A total of 55,694 births were included in the study cohort: 4002 elective inductions at ≥39 weeks gestation and 51,692 births at 39-42 weeks gestation that were not electively induced. In nulliparous women, elective induction at 39 weeks gestation was associated with a decreased likelihood of cesarean birth (14.7% vs 23.2%; adjusted odds ratio, 0.61; 95% confidence interval, 0.41-0.89) and an increased rate of operative vaginal birth (18.5% vs 10.8%; adjusted odds ratio, 1.8; 95% confidence interval, 1.28-2.54) compared with on-going pregnancies. In multiparous women, cesarean birth rates were similar in the elective inductions and on-going pregnancies. Elective induction at 39 weeks gestation was associated with a decreased likelihood of pregnancy-related hypertension in nulliparous (2.2% vs 7.3%; adjusted odds ratio, 0.28; 95% confidence interval, 0.11-0.68) and multiparous women (0.9% vs 3.5%; adjusted odds ratio, 0.24; 95% confidence interval, 0.15-0.38). Term elective induction was not associated with any statistically significant increase in adverse newborn infant outcomes.
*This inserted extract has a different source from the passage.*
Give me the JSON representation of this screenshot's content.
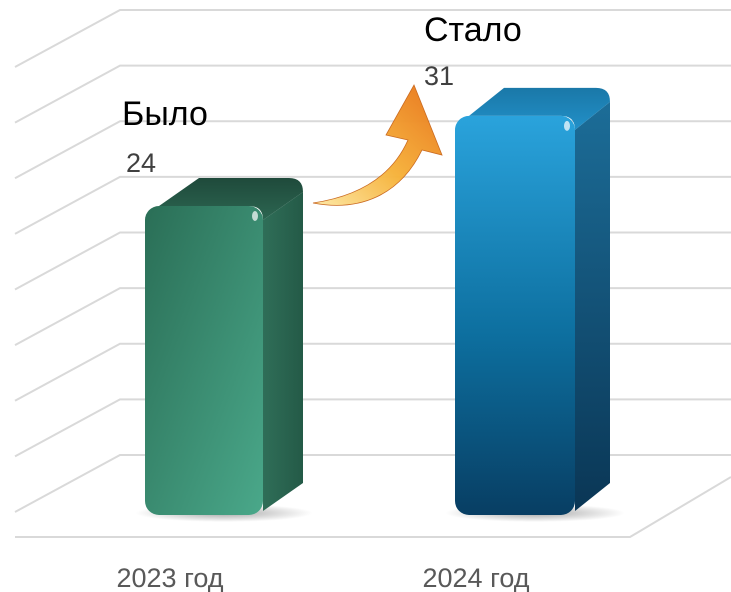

Elective induction of labor at 39 weeks gestation was associated with increased time from admission to delivery for both nulliparous (1.3 hours; 95% confidence interval, 0.2-2.3) and multiparous women (3.4 hours; 95% confidence interval, 3.2-3.6).

CONCLUSION

Elective induction of labor at 39 weeks gestation is associated with a decrease in cesarean birth in nulliparous women, decreased pregnancy-related hypertension in multiparous and nulliparous women, and increased time in labor and delivery. How to use this information remains the challenge.

摘要

背景

越来越多的证据表明,与期待管理相比,在 39 孕周时非医学指征的引产可改善或不恶化分娩结局。这方面的证据包括最近的两项随机对照试验。然而,人们担心这些研究是否适用于更广泛的美国孕妇群体。

目的

我们的目标是比较选择性引产分娩与非选择性引产分娩在 39 孕周及以上时的结局。

研究设计

我们使用美国西北部 21 家医院 2012 年 1 月 1 日至 2017 年 12 月 31 日的图表摘录数据进行了回顾性队列研究。该研究仅限于 39-42 孕周的单胎头位医院分娩。排除标准包括既往剖宫产分娩、分娩方式或出生孕周数据缺失、产前死胎、无阴道分娩尝试的剖宫产分娩、胎儿异常、妊娠期糖尿病、孕前糖尿病、孕前高血压。在 39 周和 40 周时选择性引产的剖宫产率与同一孕周所有其他持续性妊娠的剖宫产率进行了比较。还比较了 39 周和 40 周时选择性引产和持续性妊娠的产妇结局(经阴道分娩、肩难产、3 度或 4 度会阴裂伤、妊娠相关高血压和产后出血)和新生儿结局(巨大儿、5 分钟 Apgar<7、分娩时复苏、插管、呼吸并发症和新生儿重症监护病房入院)。使用 logistic 回归模型,在调整产妇年龄和体重指数后,计算各结局的优势比。结果按产次和出生孕周分层。比较了选择性引产和持续性妊娠的住院时间(入院至分娩、分娩至出院和总住院时间)。

结果

研究队列共纳入 55694 例分娩:4002 例 39 孕周及以上的选择性引产和 51692 例 39-42 孕周非选择性引产。在初产妇中,39 孕周选择性引产与剖宫产率降低相关(14.7% vs 23.2%;调整后的优势比,0.61;95%置信区间,0.41-0.89),经阴道分娩率升高(18.5% vs 10.8%;调整后的优势比,1.8;95%置信区间,1.28-2.54)。在多产妇中,选择性引产和持续性妊娠的剖宫产率相似。39 孕周选择性引产与初产妇妊娠相关高血压的发生率降低相关(2.2% vs 7.3%;调整后的优势比,0.28;95%置信区间,0.11-0.68)和多产妇(0.9% vs 3.5%;调整后的优势比,0.24;95%置信区间,0.15-0.38)。足月选择性引产与新生儿不良结局无统计学显著增加无关。39 孕周选择性引产与初产妇(1.3 小时;95%置信区间,0.2-2.3)和多产妇(3.4 小时;95%置信区间,3.2-3.6)的分娩时间延长有关。

结论

39 孕周时选择性引产与初产妇剖宫产率降低、多产妇和初产妇妊娠相关高血压发生率降低以及产程和分娩时间延长有关。如何使用这些信息仍然是一个挑战。